Tuesday, February 10, 2009
Jockeys: The Show
Much of what has been written about the new reality television series "Jockeys" has been positive. Not being a fan of reality television, or "non-scripted" television, my initial reaction to the show was, basically, relief they didn't screw it up too much. I found the voice-over of the racecalls somewhat annoying, but didn't think much of it at the time.
But then, Brooklyn Backstretch (www.brooklynbackstretch.com) weighed in with a particularly sharp-eyed critique of the show, including her observation that a casual observer would think that a race caller mentions the jockeys as often as he mentions the horses.
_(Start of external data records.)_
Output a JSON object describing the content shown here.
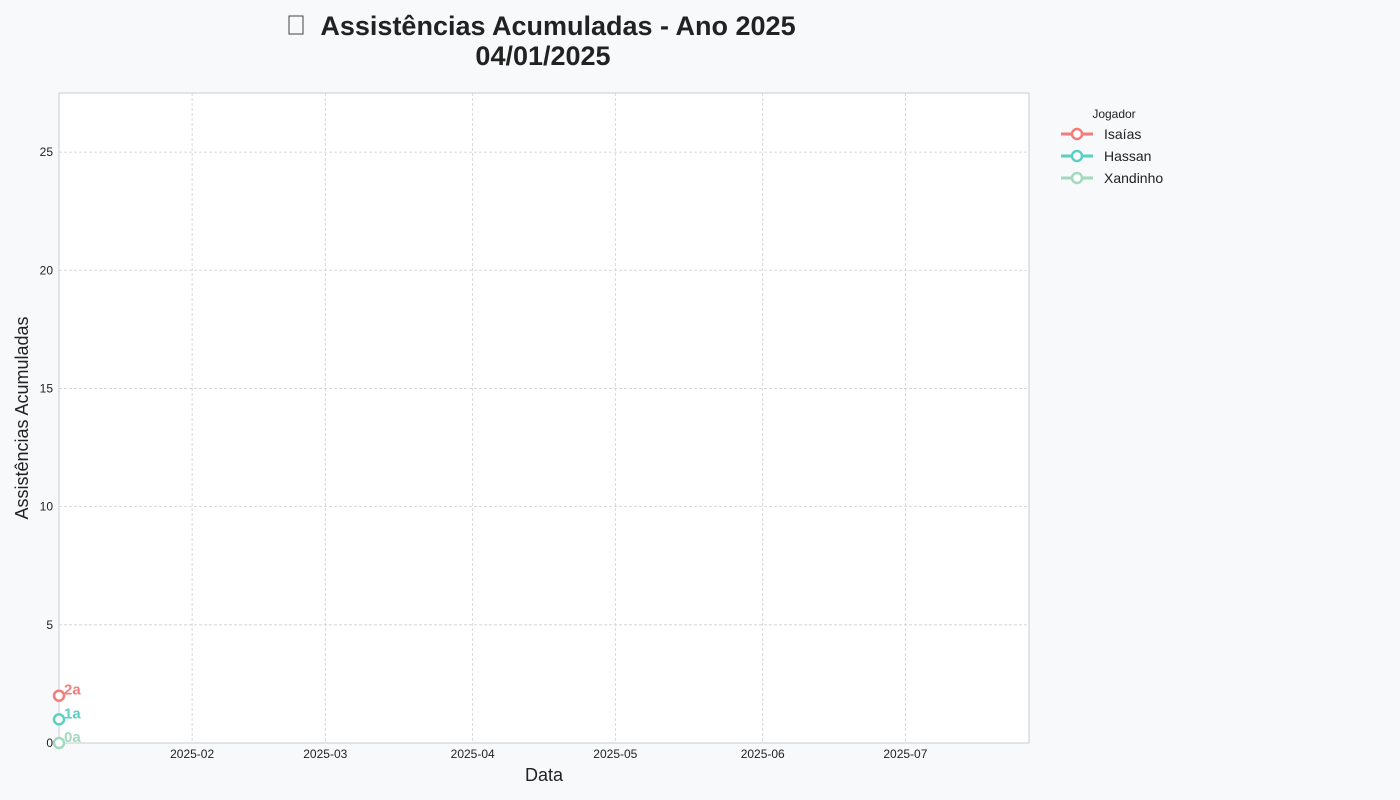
{
  "chart_data": {
    "type": "line",
    "title_icon": "chart-icon",
    "title_line1": "Assistências Acumuladas - Ano 2025",
    "title_line2": "04/01/2025",
    "xlabel": "Data",
    "ylabel": "Assistências Acumuladas",
    "xlim": [
      "2025-01-04",
      "2025-07-27"
    ],
    "ylim": [
      0,
      27.5
    ],
    "x_ticks": [
      "2025-02",
      "2025-03",
      "2025-04",
      "2025-05",
      "2025-06",
      "2025-07"
    ],
    "x_tick_dates": [
      "2025-02-01",
      "2025-03-01",
      "2025-04-01",
      "2025-05-01",
      "2025-06-01",
      "2025-07-01"
    ],
    "y_ticks": [
      0,
      5,
      10,
      15,
      20,
      25
    ],
    "grid": true,
    "legend": {
      "title": "Jogador",
      "placement": "outside-top-right"
    },
    "series": [
      {
        "name": "Isaías",
        "color": "#f47c7c",
        "x": [
          "2025-01-04"
        ],
        "y": [
          2
        ],
        "end_label": "2a"
      },
      {
        "name": "Hassan",
        "color": "#5ccfc5",
        "x": [
          "2025-01-04"
        ],
        "y": [
          1
        ],
        "end_label": "1a"
      },
      {
        "name": "Xandinho",
        "color": "#a2d9bf",
        "x": [
          "2025-01-04"
        ],
        "y": [
          0
        ],
        "end_label": "0a"
      }
    ]
  }
}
I have enormous respect for jockeys, for their fearlessness, their athleticism, for their love of horses. But it's called horse racing, not jockey racing, for a reason.
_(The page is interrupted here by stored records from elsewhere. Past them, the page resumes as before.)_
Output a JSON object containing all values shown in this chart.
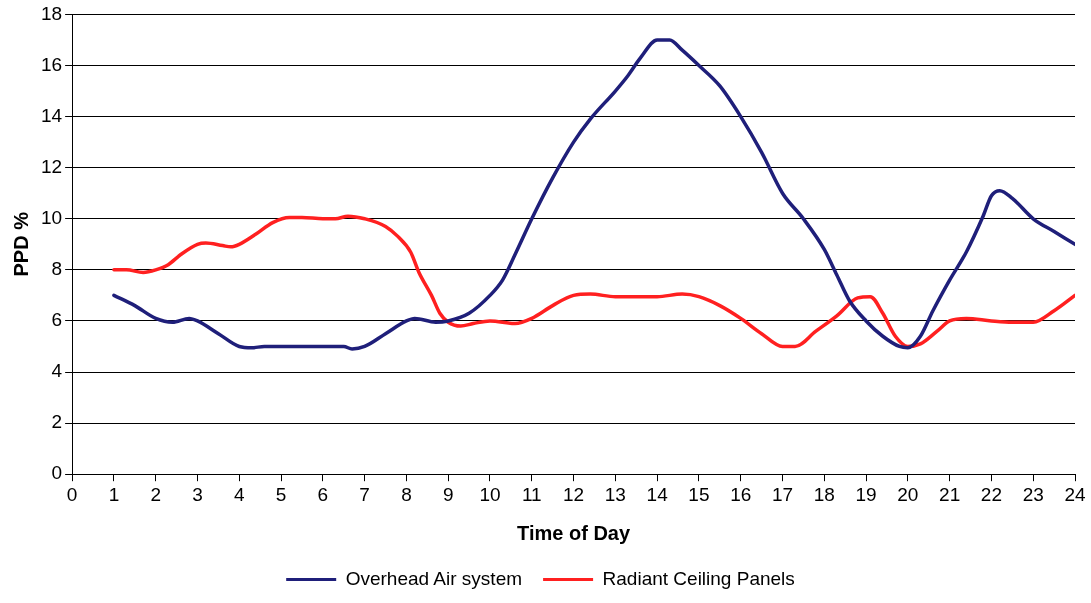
{
  "chart_data": {
    "type": "line",
    "xlabel": "Time of Day",
    "ylabel": "PPD %",
    "xlim": [
      0,
      24
    ],
    "xticks": [
      0,
      1,
      2,
      3,
      4,
      5,
      6,
      7,
      8,
      9,
      10,
      11,
      12,
      13,
      14,
      15,
      16,
      17,
      18,
      19,
      20,
      21,
      22,
      23,
      24
    ],
    "ylim": [
      0,
      18
    ],
    "yticks": [
      0,
      2,
      4,
      6,
      8,
      10,
      12,
      14,
      16,
      18
    ],
    "grid": "y",
    "legend": "bottom",
    "marker": "none",
    "line_style": "solid",
    "series": [
      {
        "name": "Overhead Air system",
        "color": "#1f1f7a",
        "x": [
          1,
          1.5,
          2,
          2.4,
          2.8,
          3,
          3.5,
          4,
          4.3,
          4.6,
          5,
          6,
          6.5,
          6.7,
          7,
          7.5,
          8,
          8.2,
          8.7,
          9,
          9.5,
          10,
          10.3,
          10.6,
          11,
          11.5,
          12,
          12.4,
          13,
          13.3,
          13.6,
          14,
          14.3,
          14.6,
          15,
          15.5,
          16,
          16.5,
          17,
          17.5,
          18,
          18.3,
          18.6,
          19,
          19.4,
          19.8,
          20,
          20.3,
          20.6,
          21,
          21.4,
          21.8,
          22,
          22.2,
          22.5,
          23,
          23.5,
          24
        ],
        "values": [
          7,
          6.6,
          6.1,
          5.95,
          6.1,
          6,
          5.5,
          5,
          4.95,
          5,
          5,
          5,
          5,
          4.9,
          5,
          5.5,
          6,
          6.1,
          5.95,
          6,
          6.3,
          7,
          7.6,
          8.6,
          10,
          11.6,
          13,
          13.9,
          15,
          15.6,
          16.3,
          17,
          17,
          16.6,
          16,
          15.2,
          14,
          12.6,
          11,
          10,
          8.8,
          7.8,
          6.8,
          6,
          5.4,
          5,
          4.95,
          5.4,
          6.4,
          7.6,
          8.7,
          10.1,
          10.9,
          11.1,
          10.8,
          10,
          9.5,
          9
        ]
      },
      {
        "name": "Radiant Ceiling Panels",
        "color": "#ff2020",
        "x": [
          1,
          1.3,
          1.7,
          2,
          2.3,
          2.6,
          3,
          3.2,
          3.6,
          3.8,
          4,
          4.4,
          4.8,
          5.2,
          5.5,
          6,
          6.3,
          6.6,
          7,
          7.5,
          7.8,
          8.1,
          8.3,
          8.6,
          8.8,
          9,
          9.3,
          9.6,
          10,
          10.6,
          11,
          11.5,
          12,
          12.4,
          13,
          14,
          14.6,
          15,
          15.5,
          16,
          16.5,
          17,
          17.3,
          17.8,
          18.3,
          18.8,
          19.1,
          19.4,
          19.7,
          20,
          20.3,
          20.7,
          21,
          21.4,
          22,
          22.5,
          23,
          23.5,
          24
        ],
        "values": [
          8,
          8,
          7.9,
          8,
          8.2,
          8.6,
          9,
          9.05,
          8.95,
          8.9,
          9,
          9.4,
          9.85,
          10.05,
          10.05,
          10,
          10,
          10.1,
          10,
          9.7,
          9.3,
          8.7,
          7.9,
          7,
          6.3,
          5.95,
          5.8,
          5.9,
          6,
          5.9,
          6.1,
          6.6,
          7,
          7.05,
          6.95,
          6.95,
          7.05,
          6.95,
          6.6,
          6.1,
          5.5,
          5,
          5,
          5.6,
          6.2,
          6.9,
          6.95,
          6.3,
          5.4,
          5,
          5.1,
          5.6,
          6,
          6.1,
          6,
          5.95,
          5.95,
          6.4,
          7
        ]
      }
    ]
  }
}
It's the horse that carries the jockey to the finish line, not the other way around. Re-dubbing the race call to make it appear that jockeys are more important than horses is, well, un-real. And dishonest.
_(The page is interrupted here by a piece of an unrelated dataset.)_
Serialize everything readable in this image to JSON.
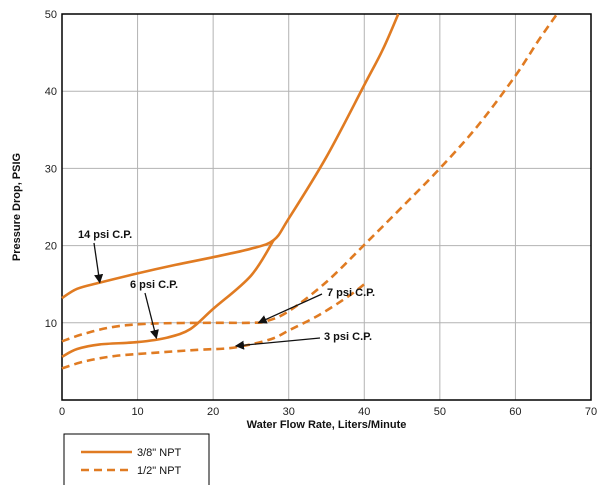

The question remains, however -- would people be more attracted to the sport if the human element were emphasized over the horse element? If each track were to publicize situations and conflicts amongst its jockey colony "to create maximum drama and ultimate titillation" would that create more interest in the sport? Would that be kosher? Would the end then justify the means?
This past summer, in a long conversation with Carl Nafzger before his Hall of Fame induction, the trainer talked about his philosophy regarding horse racing. "Put the horse first," he said, "and everything else falls into place."
On Saturday at Aqueduct, after Haynesfield crossed the finish line to win the Whirlaway, racecaller John Imbriale added: "What a day for Ramon Dominguez!" on his fifth winner of the day. Afterward, Dominguez said he knew he was on a lot of good horses that day, but you could never count on anything. It was all about the horse, he said, and the horses came through. For the owners, the trainer, the bettors, and him.
There's a place for everyone, and everything, in horse racing. And it works best when everyone acknowledges that the horse comes first.